Nevada head coach Jay Norvell purchased the VAR system, which uses HTC Vive’s VR headset and Microsoft’s HoloLens for virtual and augmented reality training, to help his team practice within a particular offensive scheme, according to the Reno Gazette-Journal. With NCAA rules keeping live practice time to just 20 hours per week, off-the-field practice is vital: “So much of this offense is about repetition and this gives us those reps,” Norvell told the Gazette-Journal.

Smith, who developed VAR Football, told SportTechie in March that Texas A&M was the first college adopter; Nevada and the others soon followed suit. Many colleges across the country use a similar virtual reality program by STRIVR, but Norvell told the newspaper that STRIVR is prohibitively expensive for schools with tighter budgets.

For Nevada, VAR Football also runs in the family. The team’s offensive coordinator, Matt Mumme, is the son of Hal Mumme, who is a co-owner of VAR and the inventor of the “Air Raid” offense that the younger Mumme runs.

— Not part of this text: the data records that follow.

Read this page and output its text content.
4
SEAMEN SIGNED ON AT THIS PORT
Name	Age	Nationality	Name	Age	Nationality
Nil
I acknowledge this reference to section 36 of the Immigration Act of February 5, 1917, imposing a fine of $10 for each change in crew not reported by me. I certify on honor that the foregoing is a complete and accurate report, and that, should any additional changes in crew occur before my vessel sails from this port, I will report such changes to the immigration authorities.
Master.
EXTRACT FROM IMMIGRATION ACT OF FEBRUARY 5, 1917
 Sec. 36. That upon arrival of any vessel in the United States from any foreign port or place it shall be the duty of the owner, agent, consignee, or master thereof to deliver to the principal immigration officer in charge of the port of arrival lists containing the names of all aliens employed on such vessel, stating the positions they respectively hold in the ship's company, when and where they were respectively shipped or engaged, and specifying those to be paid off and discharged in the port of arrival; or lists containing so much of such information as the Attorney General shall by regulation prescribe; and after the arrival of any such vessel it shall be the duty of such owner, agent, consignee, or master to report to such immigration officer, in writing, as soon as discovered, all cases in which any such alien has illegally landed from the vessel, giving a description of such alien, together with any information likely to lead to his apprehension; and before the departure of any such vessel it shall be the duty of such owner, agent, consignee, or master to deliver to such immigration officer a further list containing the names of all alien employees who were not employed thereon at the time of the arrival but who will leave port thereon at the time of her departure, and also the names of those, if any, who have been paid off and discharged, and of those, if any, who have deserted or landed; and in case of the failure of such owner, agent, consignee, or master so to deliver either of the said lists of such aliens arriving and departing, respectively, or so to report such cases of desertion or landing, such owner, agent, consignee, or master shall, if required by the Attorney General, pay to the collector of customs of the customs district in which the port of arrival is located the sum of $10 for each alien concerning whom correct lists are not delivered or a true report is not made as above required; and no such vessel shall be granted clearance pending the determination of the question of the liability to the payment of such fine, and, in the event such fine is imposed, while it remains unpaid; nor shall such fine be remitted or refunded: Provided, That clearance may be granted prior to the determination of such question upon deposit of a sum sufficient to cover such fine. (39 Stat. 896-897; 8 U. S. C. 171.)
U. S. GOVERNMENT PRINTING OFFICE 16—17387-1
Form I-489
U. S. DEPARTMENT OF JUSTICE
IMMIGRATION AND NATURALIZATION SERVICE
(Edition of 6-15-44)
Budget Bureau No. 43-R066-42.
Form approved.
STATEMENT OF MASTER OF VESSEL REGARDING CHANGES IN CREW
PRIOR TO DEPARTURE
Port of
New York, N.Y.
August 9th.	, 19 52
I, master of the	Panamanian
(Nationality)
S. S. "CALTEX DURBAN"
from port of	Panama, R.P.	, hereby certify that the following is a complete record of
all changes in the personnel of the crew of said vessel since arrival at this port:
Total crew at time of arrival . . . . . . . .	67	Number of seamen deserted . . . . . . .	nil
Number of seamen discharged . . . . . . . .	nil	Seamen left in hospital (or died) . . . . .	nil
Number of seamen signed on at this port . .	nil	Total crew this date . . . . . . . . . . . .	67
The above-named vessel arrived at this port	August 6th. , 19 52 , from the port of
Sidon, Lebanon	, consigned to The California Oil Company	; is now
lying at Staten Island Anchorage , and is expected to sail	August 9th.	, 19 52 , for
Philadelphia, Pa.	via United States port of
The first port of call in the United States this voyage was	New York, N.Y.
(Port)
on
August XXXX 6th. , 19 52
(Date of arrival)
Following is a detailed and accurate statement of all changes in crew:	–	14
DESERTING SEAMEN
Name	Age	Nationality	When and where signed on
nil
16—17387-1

“When I saw his product, I knew it was perfect for us. Kind of the coming of the future, if you will, of playbooks and the way kids learn these days,” Hal Mumme told SportTechie in March. “It gives you those kinds of instant instincts you need. The milliseconds between what you see and when you release the ball in the progression on the pass offense is really important.”

Nevada’s football program uses the virtual reality in particular. During spring practices, a coach would stand behind the quarterback and record every play with a 360-degree camera, then upload the footage to the computer, Brandon Crosby, Nevada’s offensive quality control coach, told the Gazette-Journal. The quarterbacks could then put on the VR headset and review the play as if they were once again in the middle of it. For the other quarterbacks, a TV shows the play from the point of view of the quarterback wearing the headset.

Quarterbacks can use the room and its technology at any time to go over plays and practice VR reps — the room is set up for dropbacks and simulated throws. Currently, Nevada is only using VR for quarterbacks because it is much harder to take high-quality film of each position during a live practice, the Gazette-Journal reported.

The program also plans to bring a VR setup when it travels for games, according to the Gazette-Journal. The extra practice opportunity could make a difference for a quarterback performing in an unfamiliar setting.

“The biggest thing when we were looking at it was, ‘Is it going to be beneficial or is kind of a gimmick?'” Crosby told the newspaper. “For us, it’s been really beneficial. Even in the little time we’ve used it, I think it’s helped out our quarterbacks tremendously.”